Boobles, Adesina e Hoodoo Mama começam a investigar, são auxiliadas por Juliette, via telefone celular e e-mail, que lista os grupos interessados em controlar ou destruir Áses e coringas poderosos.

A cada resposta encontrada, novas perguntas surgem e ir além daqui é dar spoilers.

Caroline Spector tem a habilidade de criar e escrever uma história realmente autocontida dentro de um universo maior. Os leitores terão a opção de buscar mais ou não, mas não há necessidade alguma de leituras anteriores para entender Mentiras que Minha Mãe Contou. Ela não é a única autora da série Wild Cards no livro Mulheres Perigosas, mas sua história é a única do livro ambientada naquele universo. Lembrando que Martin era o mestre de RPG do grupo, que resolveu romancear a campanha de super-heróis que jogava gerando a série de livros.

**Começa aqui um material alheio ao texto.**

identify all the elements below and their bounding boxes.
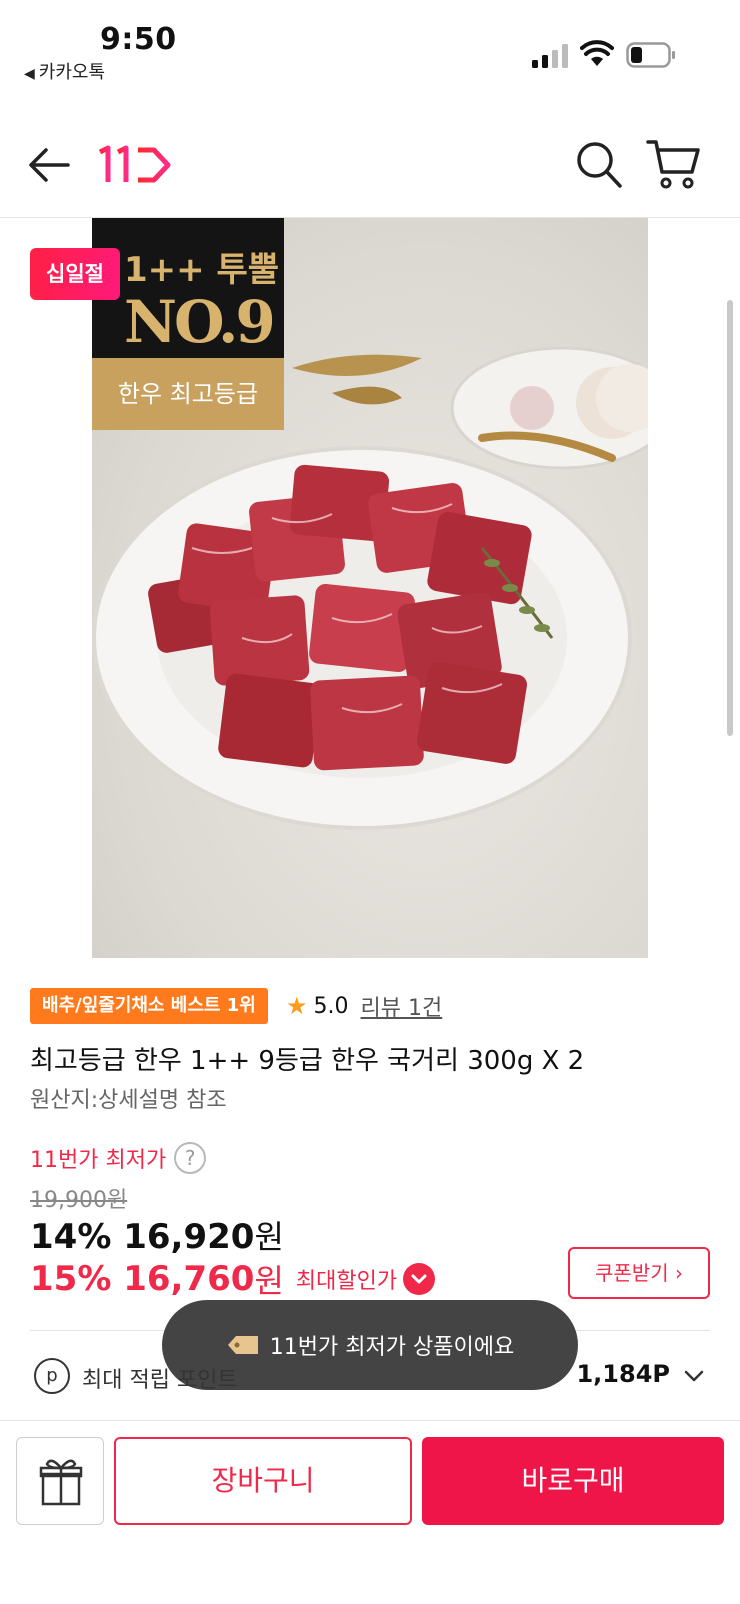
points-value: 1,184P xyxy=(576,1360,670,1388)
wifi-icon xyxy=(580,40,614,66)
back-to-app-link[interactable]: ◀ 카카오톡 xyxy=(24,58,105,84)
grade-badge-subtitle: 한우 최고등급 xyxy=(92,358,284,430)
max-discount-percent: 15% xyxy=(30,1259,112,1299)
discount-price-row: 14% 16,920원 xyxy=(30,1212,284,1258)
product-title: 최고등급 한우 1++ 9등급 한우 국거리 300g X 2 xyxy=(30,1046,585,1076)
back-arrow-icon[interactable] xyxy=(24,140,74,190)
eleven-street-logo[interactable] xyxy=(96,142,176,188)
point-icon: p xyxy=(34,1358,70,1394)
battery-icon xyxy=(626,42,675,68)
status-time: 9:50 xyxy=(100,22,177,57)
discount-percent: 14% xyxy=(30,1217,112,1257)
chevron-right-icon: › xyxy=(674,1261,683,1285)
product-origin: 원산지:상세설명 참조 xyxy=(30,1088,227,1113)
max-discount-price-row[interactable]: 15% 16,760 원 최대할인가 xyxy=(30,1256,436,1302)
cart-icon[interactable] xyxy=(646,136,702,192)
scroll-indicator[interactable] xyxy=(727,300,733,736)
back-triangle-icon: ◀ xyxy=(24,66,35,82)
help-icon[interactable]: ? xyxy=(174,1142,207,1174)
rating-summary: ★ 5.0 리뷰 1건 xyxy=(286,990,442,1022)
coupon-button[interactable]: 쿠폰받기 › xyxy=(568,1247,710,1299)
original-price: 19,900원 xyxy=(30,1188,128,1213)
max-discount-price: 16,760 xyxy=(123,1259,255,1299)
grade-badge-line1: 1++ 투뿔 xyxy=(124,250,280,290)
add-to-cart-button[interactable]: 장바구니 xyxy=(114,1437,412,1525)
lowest-price-text: 11번가 최저가 xyxy=(30,1148,167,1173)
price-tag-icon xyxy=(227,1336,258,1354)
search-icon[interactable] xyxy=(574,138,624,192)
coupon-button-label: 쿠폰받기 xyxy=(595,1261,669,1285)
back-app-label: 카카오톡 xyxy=(38,62,106,83)
buy-now-button[interactable]: 바로구매 xyxy=(422,1437,724,1525)
status-bar: 9:50 ◀ 카카오톡 xyxy=(0,0,740,100)
rating-value: 5.0 xyxy=(313,993,349,1019)
toast-text: 11번가 최저가 상품이에요 xyxy=(269,1335,515,1360)
bottom-action-bar: 장바구니 바로구매 xyxy=(0,1420,740,1604)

Até o momento, os únicos contos de Mulheres Perigosas que se passam em universos estabelecidos são este, Mentiras que Minha Mãe Contou, e A Princesa e A Rainha ou os “Negros” e os “Verdes”, um de Cartas Selvagens, outro de Crônicas de Gelo e Fogo respectivamente.

Próximo conto desse projeto: As Mãos Que Não Estão Lá

Boas leituras e até breve!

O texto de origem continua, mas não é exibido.